Construction Begins on Entrance Pavilions at Stations

Guideways Going Up Along Route 7 near Sheraton Hotel, Toll Rd. Interchange

As 2012 progresses, the face of Dulles Corridor Metrorail Project will change from dramatic aerial construction to building of stations and entrance pavilions and the laying of track.

February 2012

Construction Begins on Entrance Pavilions at Stations

Guideways Going Up Along Route 7 near Sheraton Hotel, Toll Rd. Interchange

As 2012 progresses, the face of Dulles Corridor Metrorail Project will change from dramatic aerial construction to building of stations and entrance pavilions and the laying of track.

During late winter and early spring a lot of bridge work will be completed but there will be plenty to see at Route 7 and the Dulles Toll Road interchange where the bridges will be built to carry the rail line from the median of the Toll Road and the Dulles International Airport Access Highway to Route 7.

UP, UP AND AWAY: At the Tysons East Station at Route 123 and Scotts Crossing Road and Colshire Drive, the erection of the interior precast cladding, walls and the stairway/escalators are ready for escalator installation. Photo by Stephen Barna, Dulles Corridor Metrorail Project

A major focus of current construction is building the street-level pavilions that will provide transit users access to pedestrian bridges leading to the stations. Pavilion construction at stations along Route 123 and Route 7 will cause some temporary lane shifts, but impacts on traffic will be minimal.

Construction of the Tysons East Metrorail Station pavilion at the corner of Route 123 (Dolley Madison Boulevard) and Colshire Drive began in January.

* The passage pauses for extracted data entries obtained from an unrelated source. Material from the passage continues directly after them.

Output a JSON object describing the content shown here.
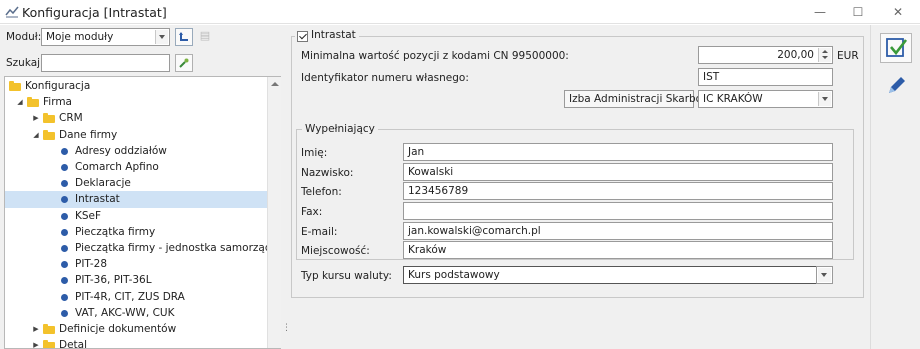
{
  "window": {
    "title": "Konfiguracja [Intrastat]",
    "minimize": "—",
    "maximize": "☐",
    "close": "✕"
  },
  "left": {
    "module_label": "Moduł:",
    "module_value": "Moje moduły",
    "search_label": "Szukaj:",
    "search_value": "",
    "tree": [
      {
        "label": "Konfiguracja",
        "kind": "folder",
        "level": 0,
        "expander": ""
      },
      {
        "label": "Firma",
        "kind": "folder",
        "level": 1,
        "expander": "◢"
      },
      {
        "label": "CRM",
        "kind": "folder",
        "level": 2,
        "expander": "▶"
      },
      {
        "label": "Dane firmy",
        "kind": "folder",
        "level": 2,
        "expander": "◢"
      },
      {
        "label": "Adresy oddziałów",
        "kind": "leaf",
        "level": 3,
        "expander": ""
      },
      {
        "label": "Comarch Apfino",
        "kind": "leaf",
        "level": 3,
        "expander": ""
      },
      {
        "label": "Deklaracje",
        "kind": "leaf",
        "level": 3,
        "expander": ""
      },
      {
        "label": "Intrastat",
        "kind": "leaf",
        "level": 3,
        "expander": "",
        "selected": true
      },
      {
        "label": "KSeF",
        "kind": "leaf",
        "level": 3,
        "expander": ""
      },
      {
        "label": "Pieczątka firmy",
        "kind": "leaf",
        "level": 3,
        "expander": ""
      },
      {
        "label": "Pieczątka firmy - jednostka samorządowa",
        "kind": "leaf",
        "level": 3,
        "expander": ""
      },
      {
        "label": "PIT-28",
        "kind": "leaf",
        "level": 3,
        "expander": ""
      },
      {
        "label": "PIT-36, PIT-36L",
        "kind": "leaf",
        "level": 3,
        "expander": ""
      },
      {
        "label": "PIT-4R, CIT, ZUS DRA",
        "kind": "leaf",
        "level": 3,
        "expander": ""
      },
      {
        "label": "VAT, AKC-WW, CUK",
        "kind": "leaf",
        "level": 3,
        "expander": ""
      },
      {
        "label": "Definicje dokumentów",
        "kind": "folder",
        "level": 2,
        "expander": "▶"
      },
      {
        "label": "Detal",
        "kind": "folder",
        "level": 2,
        "expander": "▶"
      }
    ]
  },
  "form": {
    "intrastat_label": "Intrastat",
    "intrastat_checked": true,
    "min_value_label": "Minimalna wartość pozycji z kodami CN 99500000:",
    "min_value": "200,00",
    "currency": "EUR",
    "id_label": "Identyfikator numeru własnego:",
    "id_value": "IST",
    "izba_label": "Izba Administracji Skarbowej:",
    "izba_value": "IC KRAKÓW",
    "filler_legend": "Wypełniający",
    "first_name_label": "Imię:",
    "first_name": "Jan",
    "last_name_label": "Nazwisko:",
    "last_name": "Kowalski",
    "phone_label": "Telefon:",
    "phone": "123456789",
    "fax_label": "Fax:",
    "fax": "",
    "email_label": "E-mail:",
    "email": "jan.kowalski@comarch.pl",
    "city_label": "Miejscowość:",
    "city": "Kraków",
    "rate_label": "Typ kursu waluty:",
    "rate_value": "Kurs podstawowy"
  },
  "colors": {
    "accent": "#2d5ca8",
    "folder": "#f3c22c",
    "selection": "#cfe2f5"
  }
}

HIGH IN THE SKY: Aerial truss continues to raise segments of bridges into the air near Route 7 and Tyco Road. Photo by Chuck Samuelson, Dulles Corridor Metrorail Project

The pavilions on the south side of the Wiehle Avenue Station in Reston and on the north side of Route 7 (Leesburg Pike) next to SAIC will be the next to break ground, likely this month. Pavilions for the other stations –Tysons West at Spring Hill Road and Route 7, and at Tysons Central 123 at Tysons Corner Center, will begin later this year.

Each pavilion requires the driving of approximately 80 piles each. This is a noisy activity that drives steel piles into the soil to build the foundations for the pavilion structures. Pile driving will only occur between the hours of 7 a.m. and 5 p.m. on weekdays and the occasional Saturday.

CANOPY AT WIEHLE: The canopy is very visible at the Wiehle Avenue Metrorail Station. Construction of this station is the most advanced of all five stations. Photo by Chuck Samuelson, Dulles Corridor Metrorail Project

Mining, Concrete Work Complete on Tysons Tunnels; Track Work to Begin Soon

Mining and concrete construction work has been completed on the two tunnels that will carry rail under a portion of Tysons Corner between the Tysons Central 123 Station at Route 123 and Tysons Boulevard and the Tysons Central 7 Station in the middle or Route 7 near SAIC and Marshalls.

This work on the twin bores of the tunnel marks a significant accomplishment given that the section was considered the most complex engineering and construction phase of the project due to the tunnel’s location, according to project officials.

INBOUND TYSONS CUT-AND-COVER TUNNEL: Rails are being set in this portion of the tunnel under Route 7 just east of Route 123. Photo by Stephen Barna, Dulles Corridor Metrorail Project

In the coming weeks, the track work will begin inside the tunnels.

Construction of the tunnel began in October 2009 and was completed two months ahead of schedule and under budget in November 2011.

The tunnel was constructed using the technique called the New Austrian Tunneling Method. Crews would excavate a short section and then cover it with an initial lining of shotcrete. This process was repeated multiple times for both the inbound and outbound tunnels, which are each 1,700 feet.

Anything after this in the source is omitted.